Technical Abstract: The feedback between soil moisture and precipitation has long been a topic of interest due to its potential for improving weather and seasonal forecasts. The generally proposed mechanism assumes a control of soil moisture on precipitation via the partitioning of the surface fluxes (the Evaporative Fraction, EF, i.e. the ratio of latent heat to the sum of latent and sensible heat), in particular under convective conditions.

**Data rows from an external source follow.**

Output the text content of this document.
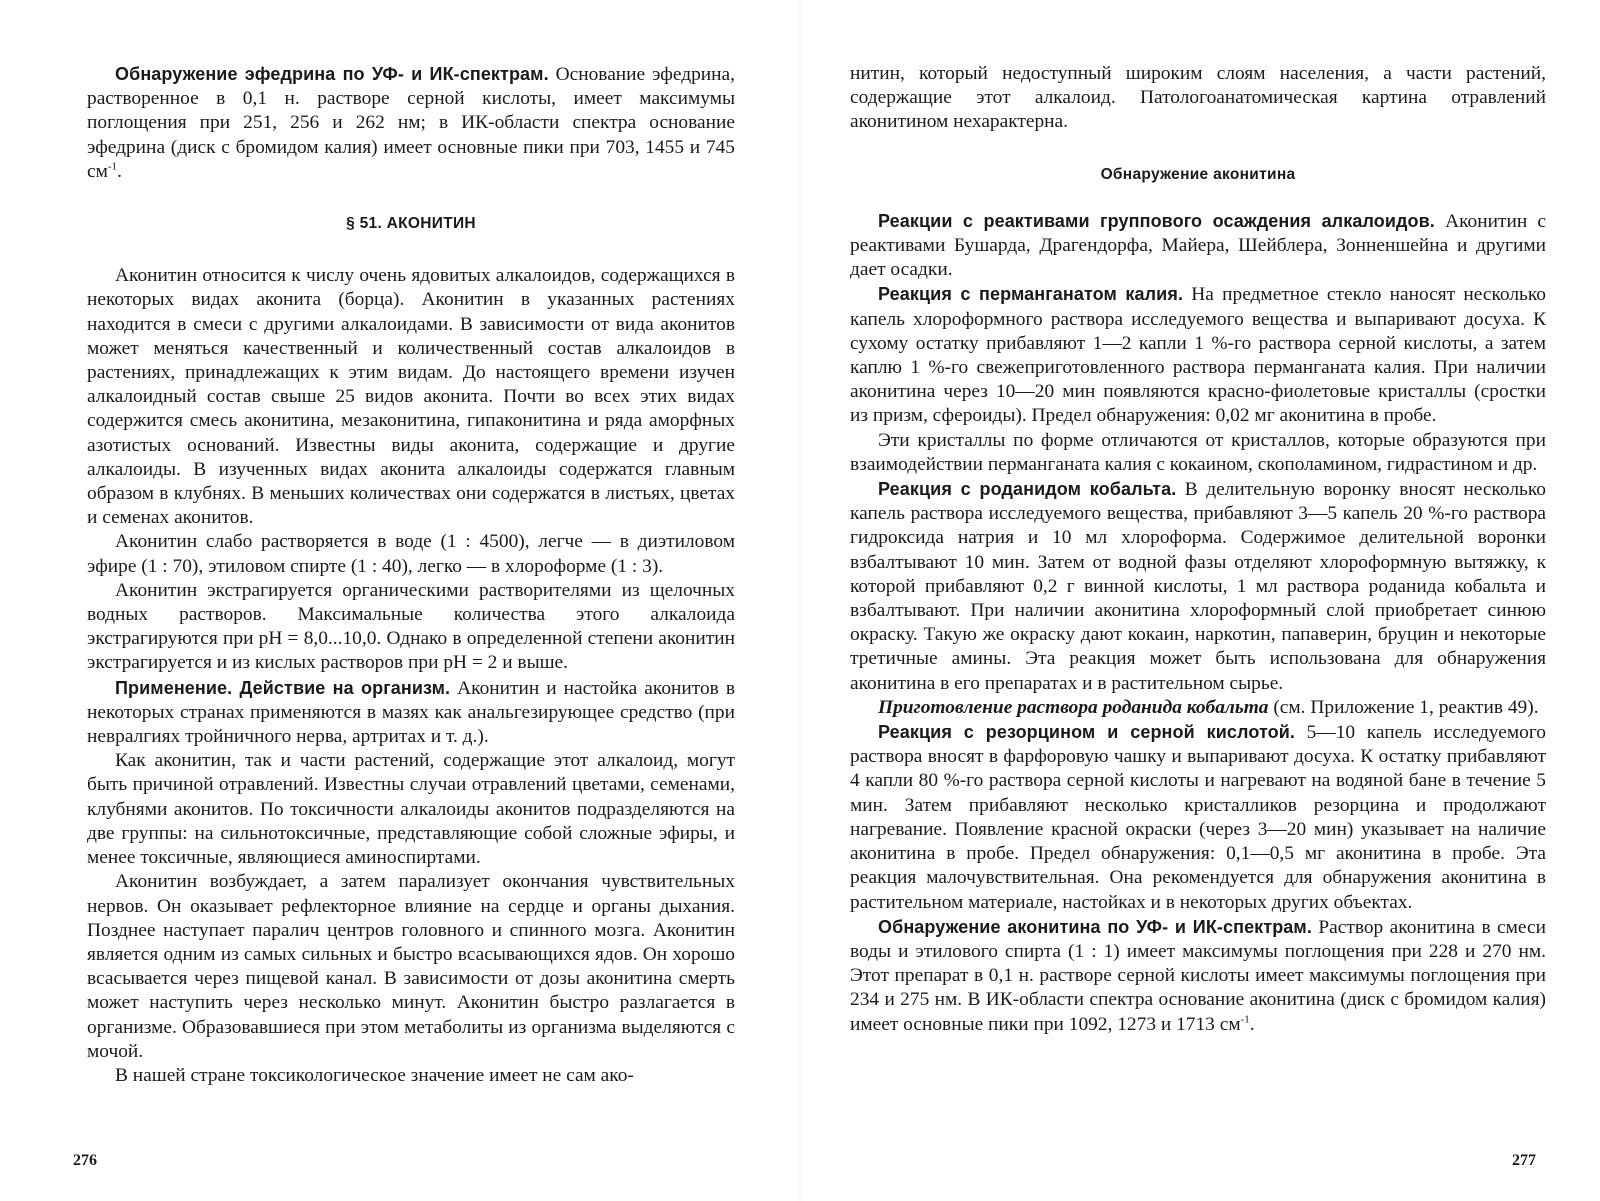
Обнаружение эфедрина по УФ- и ИК-спектрам. Основание эфедрина, растворенное в 0,1 н. растворе серной кислоты, имеет максимумы поглощения при 251, 256 и 262 нм; в ИК-области спектра основание эфедрина (диск с бромидом калия) имеет основные пики при 703, 1455 и 745 $см^{-1}$.

§ 51. АКОНИТИН

Аконитин относится к числу очень ядовитых алкалоидов, содержащихся в некоторых видах аконита (борца). Аконитин в указанных растениях находится в смеси с другими алкалоидами. В зависимости от вида аконитов может меняться качественный и количественный состав алкалоидов в растениях, принадлежащих к этим видам. До настоящего времени изучен алкалоидный состав свыше 25 видов аконита. Почти во всех этих видах содержится смесь аконитина, мезаконитина, гипаконитина и ряда аморфных азотистых оснований. Известны виды аконита, содержащие и другие алкалоиды. В изученных видах аконита алкалоиды содержатся главным образом в клубнях. В меньших количествах они содержатся в листьях, цветах и семенах аконитов.

Аконитин слабо растворяется в воде (1 : 4500), легче — в диэтиловом эфире (1 : 70), этиловом спирте (1 : 40), легко — в хлороформе (1 : 3).

Аконитин экстрагируется органическими растворителями из щелочных водных растворов. Максимальные количества этого алкалоида экстрагируются при pH = 8,0...10,0. Однако в определенной степени аконитин экстрагируется и из кислых растворов при pH = 2 и выше.

Применение. Действие на организм. Аконитин и настойка аконитов в некоторых странах применяются в мазях как анальгезирующее средство (при невралгиях тройничного нерва, артритах и т. д.).

Как аконитин, так и части растений, содержащие этот алкалоид, могут быть причиной отравлений. Известны случаи отравлений цветами, семенами, клубнями аконитов. По токсичности алкалоиды аконитов подразделяются на две группы: на сильнотоксичные, представляющие собой сложные эфиры, и менее токсичные, являющиеся аминоспиртами.

Аконитин возбуждает, а затем парализует окончания чувствительных нервов. Он оказывает рефлекторное влияние на сердце и органы дыхания. Позднее наступает паралич центров головного и спинного мозга. Аконитин является одним из самых сильных и быстро всасывающихся ядов. Он хорошо всасывается через пищевой канал. В зависимости от дозы аконитина смерть может наступить через несколько минут. Аконитин быстро разлагается в организме. Образовавшиеся при этом метаболиты из организма выделяются с мочой.

В нашей стране токсикологическое значение имеет не сам ако-

276

нитин, который недоступный широким слоям населения, а части растений, содержащие этот алкалоид. Патологоанатомическая картина отравлений аконитином нехарактерна.

Обнаружение аконитина

Реакции с реактивами группового осаждения алкалоидов. Аконитин с реактивами Бушарда, Драгендорфа, Майера, Шейблера, Зонненшейна и другими дает осадки.

Реакция с перманганатом калия. На предметное стекло наносят несколько капель хлороформного раствора исследуемого вещества и выпаривают досуха. К сухому остатку прибавляют 1—2 капли 1 %-го раствора серной кислоты, а затем каплю 1 %-го свежеприготовленного раствора перманганата калия. При наличии аконитина через 10—20 мин появляются красно-фиолетовые кристаллы (сростки из призм, сфероиды). Предел обнаружения: 0,02 мг аконитина в пробе.

Эти кристаллы по форме отличаются от кристаллов, которые образуются при взаимодействии перманганата калия с кокаином, скополамином, гидрастином и др.

Реакция с роданидом кобальта. В делительную воронку вносят несколько капель раствора исследуемого вещества, прибавляют 3—5 капель 20 %-го раствора гидроксида натрия и 10 мл хлороформа. Содержимое делительной воронки взбалтывают 10 мин. Затем от водной фазы отделяют хлороформную вытяжку, к которой прибавляют 0,2 г винной кислоты, 1 мл раствора роданида кобальта и взбалтывают. При наличии аконитина хлороформный слой приобретает синюю окраску. Такую же окраску дают кокаин, наркотин, папаверин, бруцин и некоторые третичные амины. Эта реакция может быть использована для обнаружения аконитина в его препаратах и в растительном сырье.

Приготовление раствора роданида кобальта (см. Приложение 1, реактив 49).

Реакция с резорцином и серной кислотой. 5—10 капель исследуемого раствора вносят в фарфоровую чашку и выпаривают досуха. К остатку прибавляют 4 капли 80 %-го раствора серной кислоты и нагревают на водяной бане в течение 5 мин. Затем прибавляют несколько кристалликов резорцина и продолжают нагревание. Появление красной окраски (через 3—20 мин) указывает на наличие аконитина в пробе. Предел обнаружения: 0,1—0,5 мг аконитина в пробе. Эта реакция малочувствительная. Она рекомендуется для обнаружения аконитина в растительном материале, настойках и в некоторых других объектах.

Обнаружение аконитина по УФ- и ИК-спектрам. Раствор аконитина в смеси воды и этилового спирта (1 : 1) имеет максимумы поглощения при 228 и 270 нм. Этот препарат в 0,1 н. растворе серной кислоты имеет максимумы поглощения при 234 и 275 нм. В ИК-области спектра основание аконитина (диск с бромидом калия) имеет основные пики при 1092, 1273 и 1713 $см^{-1}$.

277
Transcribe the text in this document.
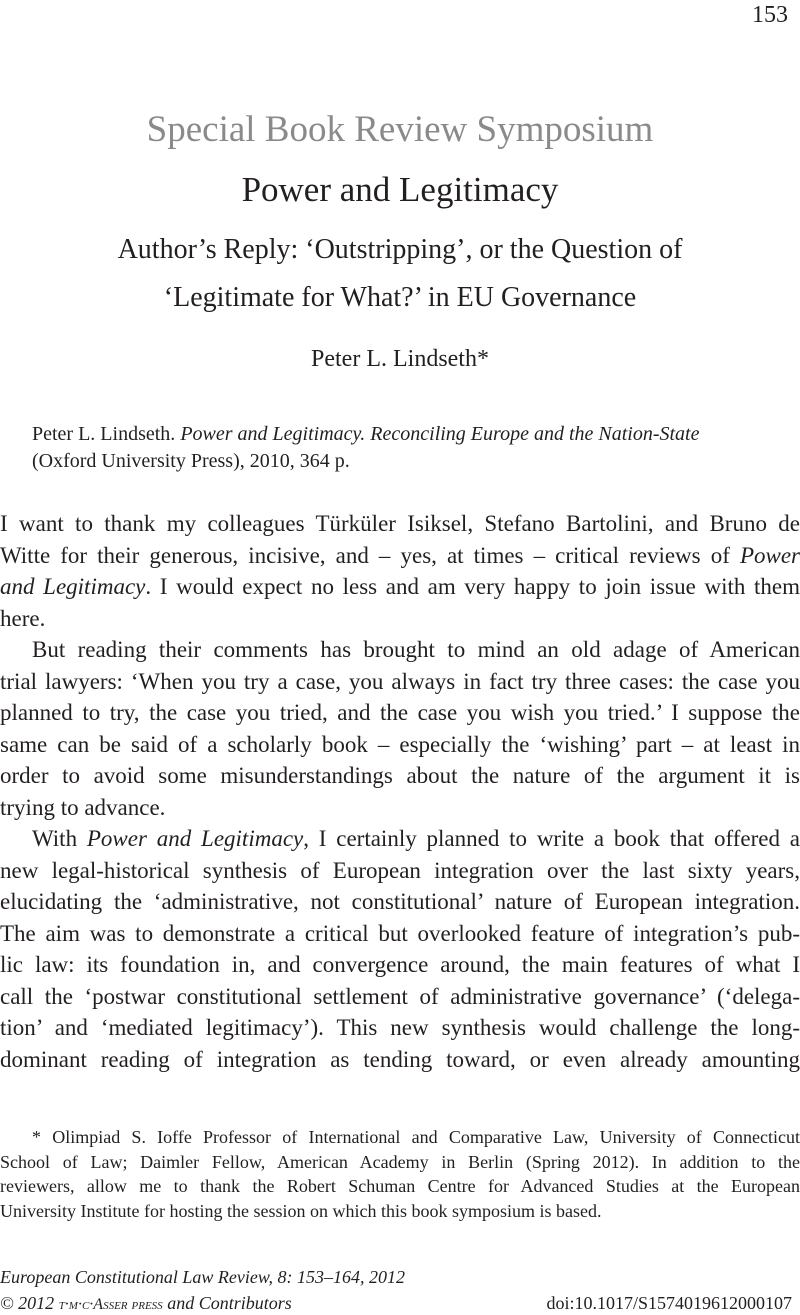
153
Special Book Review Symposium
Power and Legitimacy
Author’s Reply: ‘Outstripping’, or the Question of
‘Legitimate for What?’ in EU Governance
Peter L. Lindseth*
Peter L. Lindseth. Power and Legitimacy. Reconciling Europe and the Nation-State
(Oxford University Press), 2010, 364 p.
I want to thank my colleagues Türküler Isiksel, Stefano Bartolini, and Bruno de
Witte for their generous, incisive, and – yes, at times – critical reviews of Power
and Legitimacy. I would expect no less and am very happy to join issue with them
here.
But reading their comments has brought to mind an old adage of American
trial lawyers: ‘When you try a case, you always in fact try three cases: the case you
planned to try, the case you tried, and the case you wish you tried.’ I suppose the
same can be said of a scholarly book – especially the ‘wishing’ part – at least in
order to avoid some misunderstandings about the nature of the argument it is
trying to advance.
With Power and Legitimacy, I certainly planned to write a book that offered a
new legal-historical synthesis of European integration over the last sixty years,
elucidating the ‘administrative, not constitutional’ nature of European integration.
The aim was to demonstrate a critical but overlooked feature of integration’s pub-
lic law: its foundation in, and convergence around, the main features of what I
call the ‘postwar constitutional settlement of administrative governance’ (‘delega-
tion’ and ‘mediated legitimacy’). This new synthesis would challenge the long-
dominant reading of integration as tending toward, or even already amounting
* Olimpiad S. Ioffe Professor of International and Comparative Law, University of Connecticut
School of Law; Daimler Fellow, American Academy in Berlin (Spring 2012). In addition to the
reviewers, allow me to thank the Robert Schuman Centre for Advanced Studies at the European
University Institute for hosting the session on which this book symposium is based.
European Constitutional Law Review, 8: 153–164, 2012
© 2012 t·m·c·Asser press and Contributors	doi:10.1017/S1574019612000107
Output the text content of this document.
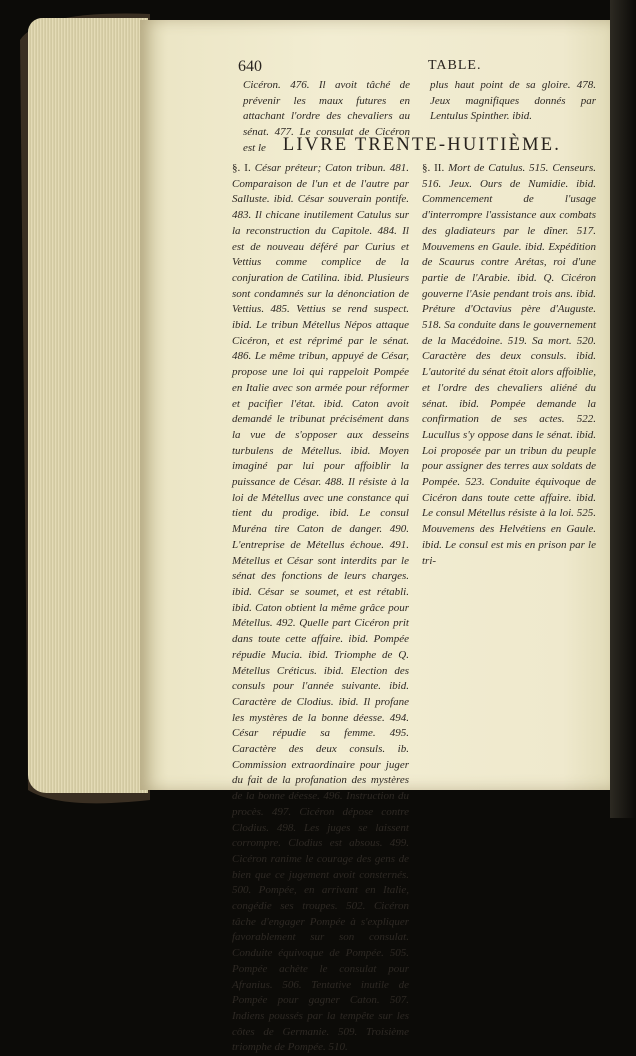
640	TABLE.

Cicéron. 476. Il avoit tâché de prévenir les maux futures en attachant l'ordre des chevaliers au sénat. 477. Le consulat de Cicéron est le

plus haut point de sa gloire. 478. Jeux magnifiques donnés par Lentulus Spinther. ibid.

LIVRE TRENTE-HUITIÈME.

§. I. César préteur; Caton tribun. 481. Comparaison de l'un et de l'autre par Salluste. ibid. César souverain pontife. 483. Il chicane inutilement Catulus sur la reconstruction du Capitole. 484. Il est de nouveau déféré par Curius et Vettius comme complice de la conjuration de Catilina. ibid. Plusieurs sont condamnés sur la dénonciation de Vettius. 485. Vettius se rend suspect. ibid. Le tribun Métellus Népos attaque Cicéron, et est réprimé par le sénat. 486. Le même tribun, appuyé de César, propose une loi qui rappeloit Pompée en Italie avec son armée pour réformer et pacifier l'état. ibid. Caton avoit demandé le tribunat précisément dans la vue de s'opposer aux desseins turbulens de Métellus. ibid. Moyen imaginé par lui pour affoiblir la puissance de César. 488. Il résiste à la loi de Métellus avec une constance qui tient du prodige. ibid. Le consul Muréna tire Caton de danger. 490. L'entreprise de Métellus échoue. 491. Métellus et César sont interdits par le sénat des fonctions de leurs charges. ibid. César se soumet, et est rétabli. ibid. Caton obtient la même grâce pour Métellus. 492. Quelle part Cicéron prit dans toute cette affaire. ibid. Pompée répudie Mucia. ibid. Triomphe de Q. Métellus Créticus. ibid. Election des consuls pour l'année suivante. ibid. Caractère de Clodius. ibid. Il profane les mystères de la bonne déesse. 494. César répudie sa femme. 495. Caractère des deux consuls. ib. Commission extraordinaire pour juger du fait de la profanation des mystères de la bonne déesse. 496. Instruction du procès. 497. Cicéron dépose contre Clodius. 498. Les juges se laissent corrompre. Clodius est absous. 499. Cicéron ranime le courage des gens de bien que ce jugement avoit consternés. 500. Pompée, en arrivant en Italie, congédie ses troupes. 502. Cicéron tâche d'engager Pompée à s'expliquer favorablement sur son consulat. Conduite équivoque de Pompée. 505. Pompée achète le consulat pour Afranius. 506. Tentative inutile de Pompée pour gagner Caton. 507. Indiens poussés par la tempête sur les côtes de Germanie. 509. Troisième triomphe de Pompée. 510.

§. II. Mort de Catulus. 515. Censeurs. 516. Jeux. Ours de Numidie. ibid. Commencement de l'usage d'interrompre l'assistance aux combats des gladiateurs par le dîner. 517. Mouvemens en Gaule. ibid. Expédition de Scaurus contre Arétas, roi d'une partie de l'Arabie. ibid. Q. Cicéron gouverne l'Asie pendant trois ans. ibid. Préture d'Octavius père d'Auguste. 518. Sa conduite dans le gouvernement de la Macédoine. 519. Sa mort. 520. Caractère des deux consuls. ibid. L'autorité du sénat étoit alors affoiblie, et l'ordre des chevaliers aliéné du sénat. ibid. Pompée demande la confirmation de ses actes. 522. Lucullus s'y oppose dans le sénat. ibid. Loi proposée par un tribun du peuple pour assigner des terres aux soldats de Pompée. 523. Conduite équivoque de Cicéron dans toute cette affaire. ibid. Le consul Métellus résiste à la loi. 525. Mouvemens des Helvétiens en Gaule. ibid. Le consul est mis en prison par le tri-
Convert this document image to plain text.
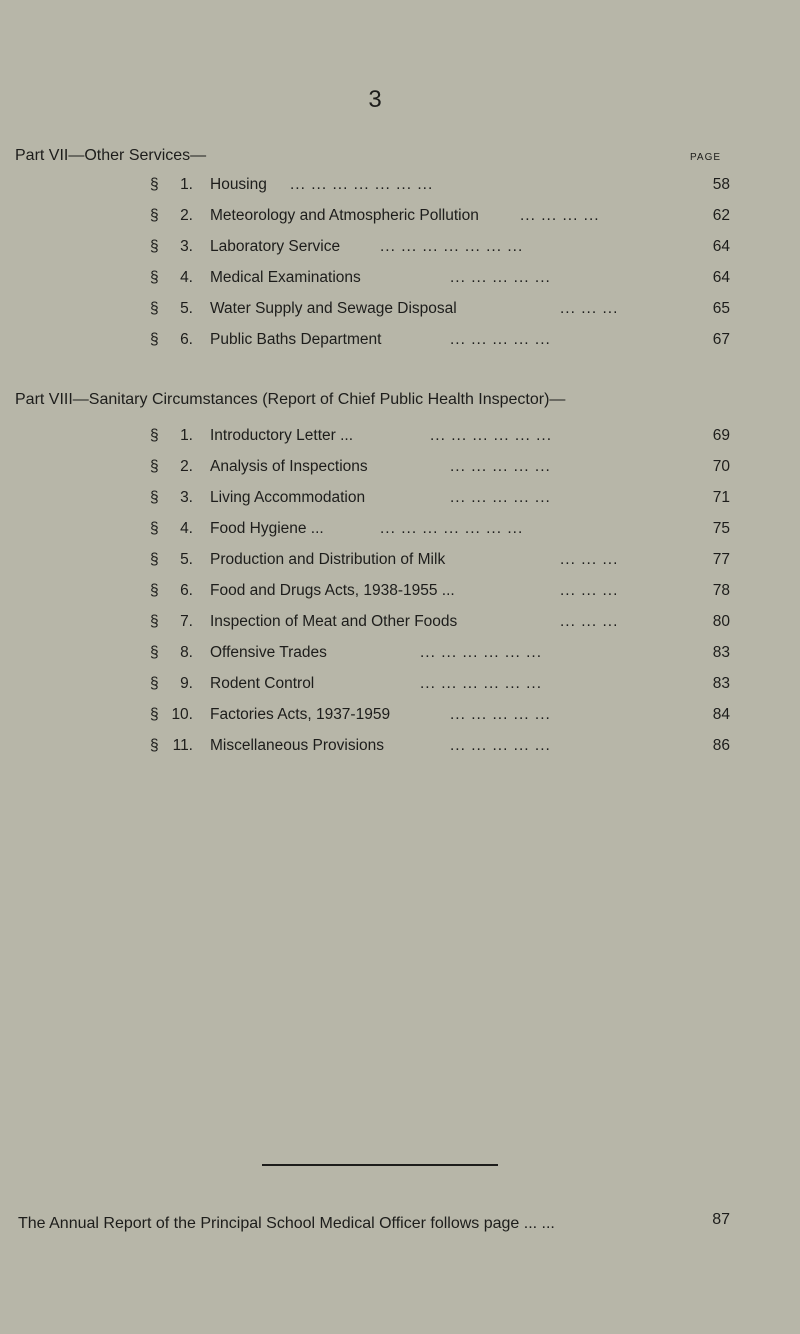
3
Part VII—Other Services—	PAGE
§	1. Housing ... ... ... ... ... ... ...	58
§	2. Meteorology and Atmospheric Pollution	... ... ... ...	62
§	3. Laboratory Service	... ... ... ... ... ... ...	64
§	4. Medical Examinations	... ... ... ... ...	64
§	5. Water Supply and Sewage Disposal	... ... ...	65
§	6. Public Baths Department	... ... ... ... ...	67
Part VIII—Sanitary Circumstances (Report of Chief Public Health Inspector)—
§	1. Introductory Letter ...	... ... ... ... ... ...	69
§	2. Analysis of Inspections	... ... ... ... ...	70
§	3. Living Accommodation	... ... ... ... ...	71
§	4. Food Hygiene ...	... ... ... ... ... ... ...	75
§	5. Production and Distribution of Milk	... ... ...	77
§	6. Food and Drugs Acts, 1938-1955 ...	... ... ...	78
§	7. Inspection of Meat and Other Foods	... ... ...	80
§	8. Offensive Trades	... ... ... ... ... ...	83
§	9. Rodent Control	... ... ... ... ... ...	83
§ 10. Factories Acts, 1937-1959	... ... ... ... ...	84
§ 11. Miscellaneous Provisions	... ... ... ... ...	86
The Annual Report of the Principal School Medical Officer follows page ... ...	87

Our study investigates the poorly understood link between EF and precipitation by investigating the impact of before-noon EF on the frequency of afternoon precipitation over the contiguous US. We analyze remote sensing data products (EF from GLEAM, radar precipitation from NEXRAD), FLUXNET station data, and the North American Regional Reanalysis (NARR). While most datasets agree on the existence of regions of positive relationship between EF and precipitation in the Eastern and Southwestern US, observation-based estimates also indicate a strong relationship in the Central US which is not found in NARR. Investigating these differences, we find that much of these relationships can be explained by precipitation persistence alone, with ambiguous results on the additional role of EF. Regional analyses reveal contrasting mechanisms over different regions. Over the Eastern US, our analyses suggest that the apparent EF-precipitation coupling takes place on a short day-to-day time scale and is either atmospherically controlled (from precipitation persistence and potential evaporation) or driven by vegetation interception (rather than soil moisture), in line with the high forest cover and the wet regime of that region. Over the Central and Southwestern US, the impact of EF on convection triggering is additionally linked to soil moisture variations, owing to the soil moisture–limited climate regime.